Project Update: The Networks of Evolutionary Medicine
“Research is what I’m doing when I don’t know what I’m doing.” – Wernher von Braun
As the evolutionary medicine project moves forward, it has become apparent that in order to understand what evolutionary medicine is and what effect it has, I need to understand whom people are working with, and what they are working on. My list (http://www.evolutionarymedicine.org/interested-people) of researchers with interests in evolutionary medicine contains 267 names. From that relatively small pool, I created a co-author network of 17,908 people containing 413,701 connections. In these networks, the most central nodes are those from the original list. One of the most interesting things about this network is that clusters of nodes and edges tend to condense around individuals who aren’t on the list. The history of science is littered with basic research that later reveals groundbreaking insight. Mendel simply wanted a better pea plant, after all. It is important not to limit my study only to individuals proclaiming an interest in evolutionary medicine, and extend it to research that might, also, be considered an evolutionary perspective on human health.
When trying to make sense of this huge conglomeration of connections, it’s helpful to remember that each node is an author, and the edges between nodes represent the papers. Like the other networks I’ve posted, there are outliers. These represent people who don’t publish often, post a lot of sole-authored papers, or co-author within a very small subset of people. The largest network in the figure contains 94% of the authors and co-authors with 16,910 nodes and 98% of the papers with 409,412 edges.
From this network, areas of research most active in evolutionary medicine begin to emerge. I am not satisfied that this network alone paints the definitive picture of evolutionary medicine’s impact on research. Certain areas of research, like clinical research on micro-RNAs, tend to have more authors than papers whose focus might be on an evolutionary perspective on clinical nursing practice. This lends itself to an inflated presence for certain areas of research in a co-author network. From this network, I can identify people that are involved with evolutionary medicine who aren’t on my original list of interested people by the density of the nodes.

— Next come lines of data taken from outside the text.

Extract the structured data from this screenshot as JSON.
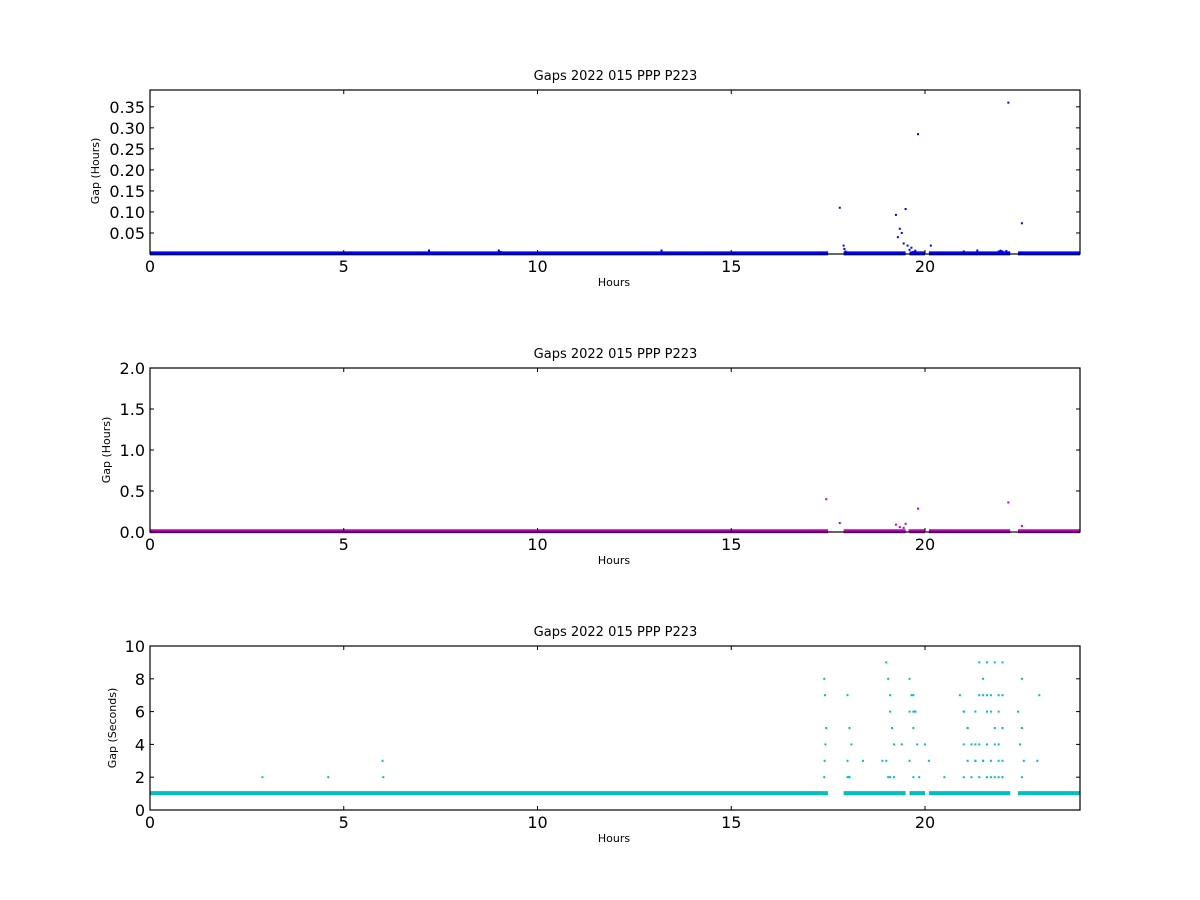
{
  "chart_data": [
    {
      "type": "scatter",
      "title": "Gaps 2022 015 PPP  P223",
      "xlabel": "Hours",
      "ylabel": "Gap (Hours)",
      "xlim": [
        0,
        24
      ],
      "ylim": [
        0,
        0.39
      ],
      "xticks": [
        "0",
        "5",
        "10",
        "15",
        "20"
      ],
      "yticks": [
        "0.05",
        "0.10",
        "0.15",
        "0.20",
        "0.25",
        "0.30",
        "0.35"
      ],
      "ytick_values": [
        0.05,
        0.1,
        0.15,
        0.2,
        0.25,
        0.3,
        0.35
      ],
      "xtick_values": [
        0,
        5,
        10,
        15,
        20
      ],
      "color": "#0000ff",
      "baseline": {
        "y": 0.0003,
        "segments": [
          [
            0,
            17.5
          ],
          [
            17.9,
            19.5
          ],
          [
            19.6,
            20.0
          ],
          [
            20.1,
            22.2
          ],
          [
            22.4,
            24
          ]
        ]
      },
      "x": [
        7.2,
        9.0,
        9.05,
        13.2,
        17.8,
        17.9,
        17.92,
        17.95,
        19.25,
        19.3,
        19.35,
        19.4,
        19.45,
        19.5,
        19.55,
        19.6,
        19.65,
        19.7,
        19.75,
        19.82,
        20.15,
        21.0,
        21.35,
        21.9,
        21.95,
        22.0,
        22.1,
        22.15,
        22.5
      ],
      "y": [
        0.0083,
        0.0083,
        0.005,
        0.0083,
        0.11,
        0.02,
        0.012,
        0.006,
        0.093,
        0.04,
        0.06,
        0.05,
        0.025,
        0.107,
        0.02,
        0.01,
        0.015,
        0.005,
        0.008,
        0.285,
        0.02,
        0.006,
        0.0083,
        0.006,
        0.008,
        0.006,
        0.007,
        0.36,
        0.073
      ]
    },
    {
      "type": "scatter",
      "title": "Gaps 2022 015 PPP  P223",
      "xlabel": "Hours",
      "ylabel": "Gap (Hours)",
      "xlim": [
        0,
        24
      ],
      "ylim": [
        0,
        2.0
      ],
      "xticks": [
        "0",
        "5",
        "10",
        "15",
        "20"
      ],
      "yticks": [
        "0.0",
        "0.5",
        "1.0",
        "1.5",
        "2.0"
      ],
      "ytick_values": [
        0,
        0.5,
        1.0,
        1.5,
        2.0
      ],
      "xtick_values": [
        0,
        5,
        10,
        15,
        20
      ],
      "color": "#bf00bf",
      "baseline": {
        "y": 0.003,
        "segments": [
          [
            0,
            17.5
          ],
          [
            17.9,
            19.5
          ],
          [
            19.6,
            20.0
          ],
          [
            20.1,
            22.2
          ],
          [
            22.4,
            24
          ]
        ]
      },
      "x": [
        17.45,
        17.8,
        19.25,
        19.35,
        19.45,
        19.5,
        19.6,
        19.82,
        20.15,
        22.15,
        22.5
      ],
      "y": [
        0.4,
        0.11,
        0.09,
        0.06,
        0.05,
        0.1,
        0.02,
        0.285,
        0.02,
        0.36,
        0.073
      ]
    },
    {
      "type": "scatter",
      "title": "Gaps 2022 015 PPP  P223",
      "xlabel": "Hours",
      "ylabel": "Gap (Seconds)",
      "xlim": [
        0,
        24
      ],
      "ylim": [
        0,
        10
      ],
      "xticks": [
        "0",
        "5",
        "10",
        "15",
        "20"
      ],
      "yticks": [
        "0",
        "2",
        "4",
        "6",
        "8",
        "10"
      ],
      "ytick_values": [
        0,
        2,
        4,
        6,
        8,
        10
      ],
      "xtick_values": [
        0,
        5,
        10,
        15,
        20
      ],
      "color": "#00bfbf",
      "baseline": {
        "y": 1,
        "segments": [
          [
            0,
            17.5
          ],
          [
            17.9,
            19.5
          ],
          [
            19.6,
            20.0
          ],
          [
            20.1,
            22.2
          ],
          [
            22.4,
            24
          ]
        ]
      },
      "x": [
        2.9,
        4.6,
        6.0,
        6.02,
        17.4,
        17.42,
        17.45,
        17.43,
        17.41,
        17.4,
        18.0,
        18.05,
        18.1,
        18.0,
        18.05,
        18.0,
        18.05,
        18.4,
        18.9,
        19.0,
        19.05,
        19.1,
        19.1,
        19.15,
        19.2,
        19.0,
        19.05,
        19.1,
        19.2,
        19.4,
        19.6,
        19.65,
        19.7,
        19.75,
        19.6,
        19.7,
        19.8,
        19.6,
        19.7,
        19.85,
        19.7,
        19.75,
        20.0,
        20.1,
        20.5,
        20.9,
        21.0,
        21.1,
        21.2,
        21.3,
        21.4,
        21.5,
        21.6,
        21.7,
        21.8,
        21.9,
        22.0,
        21.1,
        21.3,
        21.5,
        21.7,
        21.9,
        22.0,
        21.0,
        21.2,
        21.4,
        21.6,
        21.8,
        22.0,
        21.1,
        21.3,
        21.5,
        21.7,
        21.9,
        21.0,
        21.2,
        21.4,
        21.6,
        21.8,
        22.0,
        21.0,
        21.3,
        21.6,
        21.9,
        21.4,
        21.6,
        21.8,
        22.0,
        21.5,
        21.7,
        21.9,
        22.0,
        22.5,
        22.4,
        22.5,
        22.45,
        22.55,
        22.5,
        22.9,
        22.95
      ],
      "y": [
        2,
        2,
        3,
        2,
        8,
        7,
        5,
        4,
        3,
        2,
        7,
        5,
        4,
        3,
        2,
        2,
        2,
        3,
        3,
        9,
        8,
        7,
        6,
        5,
        4,
        3,
        2,
        2,
        2,
        4,
        8,
        7,
        7,
        6,
        6,
        5,
        4,
        3,
        2,
        2,
        6,
        6,
        4,
        3,
        2,
        7,
        6,
        5,
        4,
        3,
        7,
        8,
        7,
        6,
        5,
        4,
        3,
        5,
        4,
        3,
        2,
        2,
        2,
        2,
        2,
        2,
        2,
        2,
        2,
        3,
        3,
        3,
        3,
        3,
        4,
        4,
        4,
        4,
        4,
        5,
        6,
        6,
        6,
        6,
        9,
        9,
        9,
        9,
        7,
        7,
        7,
        7,
        8,
        6,
        5,
        4,
        3,
        2,
        3,
        7
      ]
    }
  ]
}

The density of the nodes correlates to the number of edges between the nodes. I can compare nodes based on their betweenness-centrality, a measure of the number of shortest paths from all vertices to all other vertices that pass through each particular node. Nodes with a high betweenness-centrality that are not already on my list of interested people will be included for later consideration because they are shown to have a high load due to their increased connectivity. This indicates certain individuals not on the list are working closely with multiple, separate groups of scientists that also have a connection to a person or people from the list. More papers must be collected for these new individuals. Once those papers are collected, I will build a network around the keywords in all the papers, and create a network between people and their keywords.

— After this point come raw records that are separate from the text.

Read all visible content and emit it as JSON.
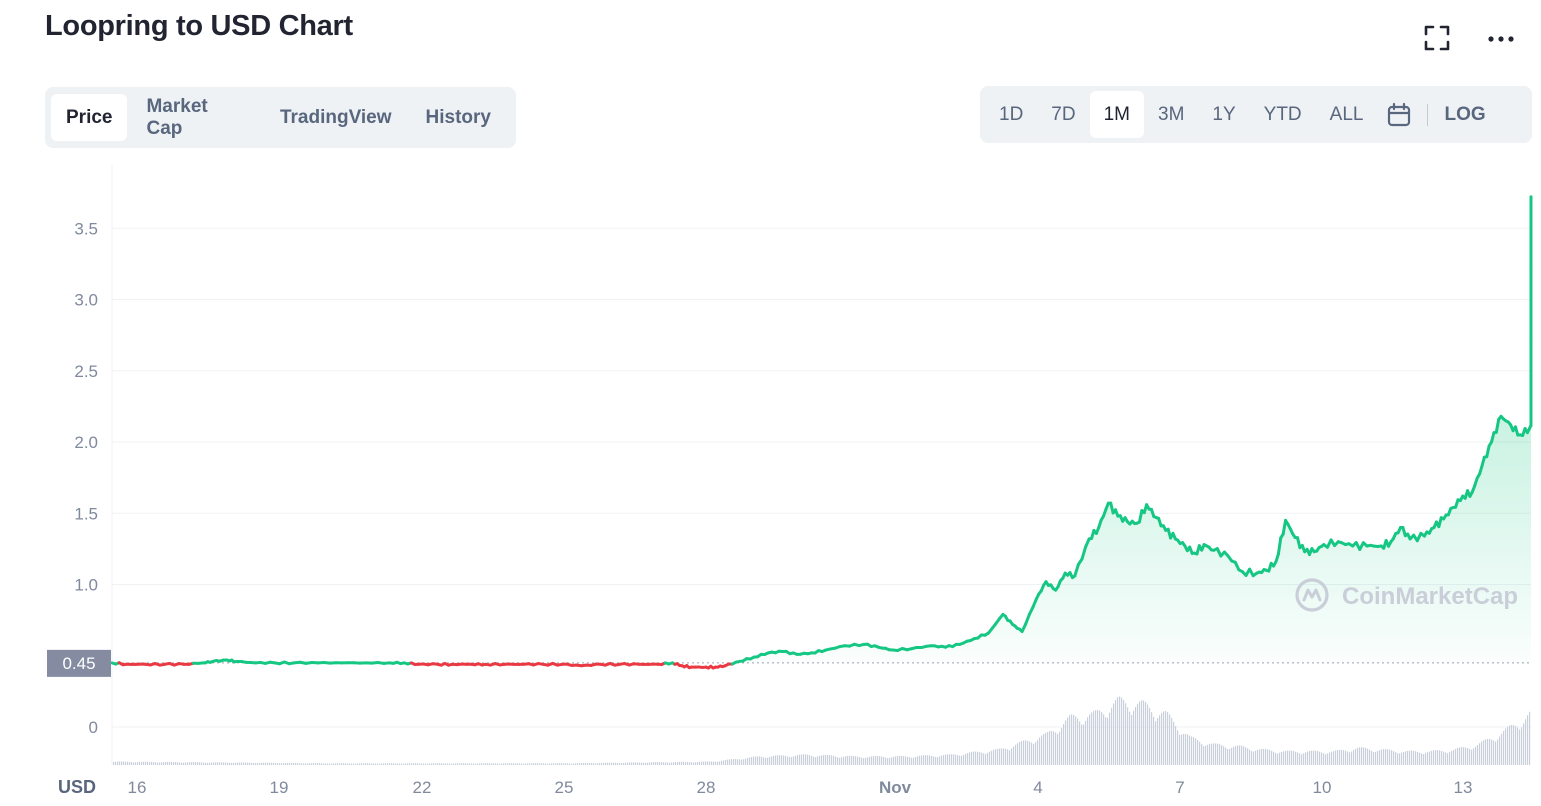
{
  "header": {
    "title": "Loopring to USD Chart",
    "fullscreen_icon": "fullscreen-icon",
    "more_icon": "more-dots-icon"
  },
  "tabs": [
    {
      "label": "Price",
      "active": true
    },
    {
      "label": "Market Cap",
      "active": false
    },
    {
      "label": "TradingView",
      "active": false
    },
    {
      "label": "History",
      "active": false
    }
  ],
  "ranges": [
    {
      "label": "1D",
      "active": false
    },
    {
      "label": "7D",
      "active": false
    },
    {
      "label": "1M",
      "active": true
    },
    {
      "label": "3M",
      "active": false
    },
    {
      "label": "1Y",
      "active": false
    },
    {
      "label": "YTD",
      "active": false
    },
    {
      "label": "ALL",
      "active": false
    }
  ],
  "calendar_icon": "calendar-icon",
  "log_label": "LOG",
  "currency_label": "USD",
  "current_price_label": "0.45",
  "watermark": "CoinMarketCap",
  "colors": {
    "up": "#16c784",
    "down": "#ea3943",
    "grid": "#eff2f5",
    "tick": "#808a9d",
    "volume": "#c9d0dc",
    "tag": "#858ca2"
  },
  "chart_data": {
    "type": "line",
    "title": "Loopring to USD Chart",
    "xlabel": "",
    "ylabel": "USD",
    "x_tick_labels": [
      "16",
      "19",
      "22",
      "25",
      "28",
      "Nov",
      "4",
      "7",
      "10",
      "13"
    ],
    "x_tick_bold": [
      false,
      false,
      false,
      false,
      false,
      true,
      false,
      false,
      false,
      false
    ],
    "y_ticks": [
      0,
      1.0,
      1.5,
      2.0,
      2.5,
      3.0,
      3.5
    ],
    "y_tick_labels": [
      "0",
      "1.0",
      "1.5",
      "2.0",
      "2.5",
      "3.0",
      "3.5"
    ],
    "baseline_price": 0.45,
    "grid": true,
    "x_range_days": [
      15.5,
      45.3
    ],
    "series": [
      {
        "kind": "price",
        "points": [
          [
            15.5,
            0.45
          ],
          [
            15.8,
            0.44
          ],
          [
            16.2,
            0.44
          ],
          [
            16.6,
            0.44
          ],
          [
            17.0,
            0.44
          ],
          [
            17.4,
            0.45
          ],
          [
            17.6,
            0.46
          ],
          [
            17.9,
            0.47
          ],
          [
            18.1,
            0.46
          ],
          [
            18.5,
            0.45
          ],
          [
            18.9,
            0.45
          ],
          [
            19.3,
            0.45
          ],
          [
            19.8,
            0.45
          ],
          [
            20.3,
            0.45
          ],
          [
            20.8,
            0.45
          ],
          [
            21.3,
            0.45
          ],
          [
            21.6,
            0.45
          ],
          [
            21.9,
            0.44
          ],
          [
            22.3,
            0.44
          ],
          [
            22.6,
            0.44
          ],
          [
            23.0,
            0.44
          ],
          [
            23.3,
            0.44
          ],
          [
            23.7,
            0.44
          ],
          [
            24.1,
            0.44
          ],
          [
            24.5,
            0.44
          ],
          [
            24.9,
            0.44
          ],
          [
            25.3,
            0.43
          ],
          [
            25.7,
            0.44
          ],
          [
            26.1,
            0.44
          ],
          [
            26.5,
            0.44
          ],
          [
            26.9,
            0.44
          ],
          [
            27.2,
            0.45
          ],
          [
            27.4,
            0.43
          ],
          [
            27.6,
            0.42
          ],
          [
            27.9,
            0.42
          ],
          [
            28.1,
            0.42
          ],
          [
            28.3,
            0.43
          ],
          [
            28.6,
            0.46
          ],
          [
            28.9,
            0.49
          ],
          [
            29.2,
            0.52
          ],
          [
            29.5,
            0.53
          ],
          [
            29.8,
            0.51
          ],
          [
            30.1,
            0.52
          ],
          [
            30.4,
            0.54
          ],
          [
            30.8,
            0.57
          ],
          [
            31.2,
            0.58
          ],
          [
            31.5,
            0.56
          ],
          [
            31.8,
            0.54
          ],
          [
            32.2,
            0.55
          ],
          [
            32.6,
            0.57
          ],
          [
            32.9,
            0.56
          ],
          [
            33.2,
            0.58
          ],
          [
            33.5,
            0.62
          ],
          [
            33.8,
            0.66
          ],
          [
            34.1,
            0.79
          ],
          [
            34.3,
            0.72
          ],
          [
            34.5,
            0.67
          ],
          [
            34.8,
            0.9
          ],
          [
            35.0,
            1.02
          ],
          [
            35.2,
            0.96
          ],
          [
            35.4,
            1.08
          ],
          [
            35.6,
            1.06
          ],
          [
            35.9,
            1.32
          ],
          [
            36.1,
            1.4
          ],
          [
            36.3,
            1.57
          ],
          [
            36.5,
            1.48
          ],
          [
            36.7,
            1.44
          ],
          [
            36.9,
            1.43
          ],
          [
            37.1,
            1.56
          ],
          [
            37.3,
            1.47
          ],
          [
            37.5,
            1.38
          ],
          [
            37.7,
            1.32
          ],
          [
            37.9,
            1.27
          ],
          [
            38.1,
            1.22
          ],
          [
            38.3,
            1.28
          ],
          [
            38.5,
            1.24
          ],
          [
            38.8,
            1.2
          ],
          [
            39.1,
            1.09
          ],
          [
            39.4,
            1.08
          ],
          [
            39.6,
            1.1
          ],
          [
            39.8,
            1.16
          ],
          [
            40.0,
            1.45
          ],
          [
            40.2,
            1.33
          ],
          [
            40.4,
            1.23
          ],
          [
            40.6,
            1.23
          ],
          [
            40.8,
            1.28
          ],
          [
            41.1,
            1.3
          ],
          [
            41.4,
            1.27
          ],
          [
            41.7,
            1.27
          ],
          [
            42.0,
            1.27
          ],
          [
            42.2,
            1.3
          ],
          [
            42.4,
            1.4
          ],
          [
            42.6,
            1.32
          ],
          [
            42.9,
            1.34
          ],
          [
            43.1,
            1.4
          ],
          [
            43.3,
            1.46
          ],
          [
            43.5,
            1.54
          ],
          [
            43.7,
            1.62
          ],
          [
            43.9,
            1.65
          ],
          [
            44.1,
            1.83
          ],
          [
            44.3,
            2.0
          ],
          [
            44.5,
            2.18
          ],
          [
            44.7,
            2.12
          ],
          [
            44.9,
            2.05
          ],
          [
            45.1,
            2.1
          ],
          [
            45.3,
            2.14
          ],
          [
            45.5,
            2.33
          ],
          [
            45.6,
            2.52
          ],
          [
            45.8,
            2.85
          ],
          [
            46.0,
            2.82
          ],
          [
            46.2,
            2.77
          ],
          [
            46.4,
            2.95
          ],
          [
            46.6,
            3.22
          ],
          [
            46.8,
            3.45
          ],
          [
            47.0,
            3.72
          ],
          [
            47.2,
            3.3
          ],
          [
            47.4,
            3.03
          ],
          [
            47.6,
            3.05
          ],
          [
            47.8,
            3.22
          ],
          [
            48.0,
            3.64
          ],
          [
            48.2,
            3.48
          ],
          [
            48.4,
            3.28
          ],
          [
            48.6,
            3.21
          ],
          [
            48.8,
            3.21
          ],
          [
            49.0,
            3.46
          ],
          [
            49.2,
            3.08
          ],
          [
            49.4,
            3.09
          ],
          [
            49.6,
            3.12
          ],
          [
            49.8,
            3.12
          ],
          [
            50.0,
            2.91
          ],
          [
            50.2,
            2.97
          ],
          [
            50.4,
            3.08
          ],
          [
            50.6,
            3.02
          ],
          [
            50.8,
            2.96
          ],
          [
            51.0,
            2.82
          ],
          [
            51.2,
            2.78
          ],
          [
            51.4,
            2.81
          ],
          [
            51.6,
            2.76
          ],
          [
            51.8,
            2.73
          ],
          [
            52.0,
            2.76
          ],
          [
            52.2,
            2.7
          ],
          [
            52.4,
            2.78
          ],
          [
            52.6,
            2.92
          ],
          [
            52.8,
            3.21
          ],
          [
            52.9,
            3.14
          ]
        ]
      },
      {
        "kind": "volume",
        "points": [
          [
            15.5,
            0.02
          ],
          [
            20.0,
            0.01
          ],
          [
            25.0,
            0.01
          ],
          [
            28.0,
            0.02
          ],
          [
            29.0,
            0.05
          ],
          [
            30.0,
            0.06
          ],
          [
            31.0,
            0.05
          ],
          [
            32.0,
            0.05
          ],
          [
            33.0,
            0.06
          ],
          [
            34.0,
            0.09
          ],
          [
            35.0,
            0.18
          ],
          [
            35.5,
            0.28
          ],
          [
            36.0,
            0.3
          ],
          [
            36.5,
            0.38
          ],
          [
            37.0,
            0.36
          ],
          [
            37.5,
            0.3
          ],
          [
            38.0,
            0.16
          ],
          [
            38.5,
            0.12
          ],
          [
            39.0,
            0.11
          ],
          [
            39.5,
            0.09
          ],
          [
            40.0,
            0.08
          ],
          [
            40.5,
            0.08
          ],
          [
            41.0,
            0.08
          ],
          [
            41.5,
            0.1
          ],
          [
            42.0,
            0.09
          ],
          [
            42.5,
            0.08
          ],
          [
            43.0,
            0.08
          ],
          [
            43.5,
            0.09
          ],
          [
            44.0,
            0.12
          ],
          [
            44.5,
            0.19
          ],
          [
            45.0,
            0.28
          ],
          [
            45.5,
            0.4
          ],
          [
            46.0,
            0.46
          ],
          [
            46.5,
            0.52
          ],
          [
            47.0,
            0.68
          ],
          [
            47.5,
            0.6
          ],
          [
            48.0,
            0.62
          ],
          [
            48.5,
            0.52
          ],
          [
            49.0,
            0.42
          ],
          [
            49.5,
            0.3
          ],
          [
            50.0,
            0.25
          ],
          [
            50.5,
            0.2
          ],
          [
            51.0,
            0.15
          ],
          [
            51.5,
            0.11
          ],
          [
            52.0,
            0.09
          ],
          [
            52.5,
            0.09
          ],
          [
            52.9,
            0.13
          ]
        ]
      }
    ]
  }
}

The keywords of a research paper offer a glimpse into the topical material covered therein. Therefore, I expect to get a much clearer picture of the influence of evolutionary medicine than my original network of the individuals and their self-reported interests. I expect similarities between the two networks. The keyword network should illustrate the recent past and current state of influence of evolutionary medicine. While the self-reported interests network might also illustrate this, I expect there to be some future plans for research within this network that might result a false influence.
After I’ve identified these specific areas of research most affected by an evolutionary perspective, I plan to select the papers from my corpus that fall within those areas and annotate the major topics contained within. Then, I will gather other papers in the same area of research, but that do not claim to operate within an evolutionary medicine framework. By creating and comparing networks of evolutionary medicine and traditional clinical research, I can illustrate the differences that come to light when we view human health through an evolutionary lens.